At the 48GB level, L40S are great cards and very cost effective. If you aren’t aiming for constant uptime on several >70B models at once, they’re for sure the way to go!


> L40S are great cards and very cost effective

from https://www.asacomputers.com/nvidia-l40s-48gb-graphics-card....

nvidia l40s 48gb graphics card Our price: $7,569.10*

Not arguing against 'great', but cost efficiency is questionable. for 10% you can get two used 3090. The good thing about LLMs is they are sequential and should be easily parallelized.
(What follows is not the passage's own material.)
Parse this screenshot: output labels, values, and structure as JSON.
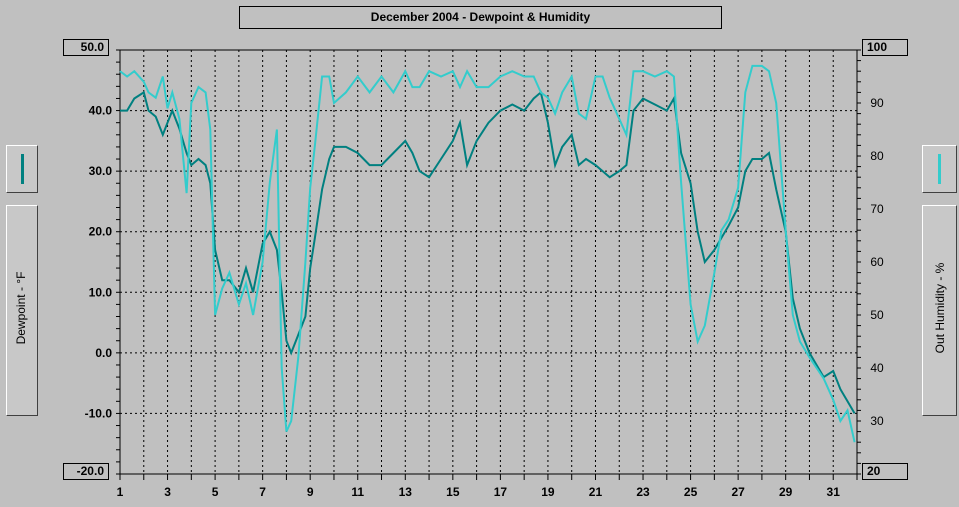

Model can be split in several sub-models, by the number of GPUs. Then 2,3,4.. GPUs should improve performance proportionally on big batches, and make it possible to run bigger model on low end hardware.


Dual 3090s are way cheaper than the l40s though. You can even buy a few backups.


Yeah, I’m specifically responding to the parent’s comment about the 48GB tier. When you’re looking in that range, it’s usually because you want to pack in as much vram as possible into your rack space, so consumer level cards are off the table. I definitely agree multiple 3090 is the way to go if you aren’t trying to host models for smaller scale enterprise use, which is where 48GB cards shine.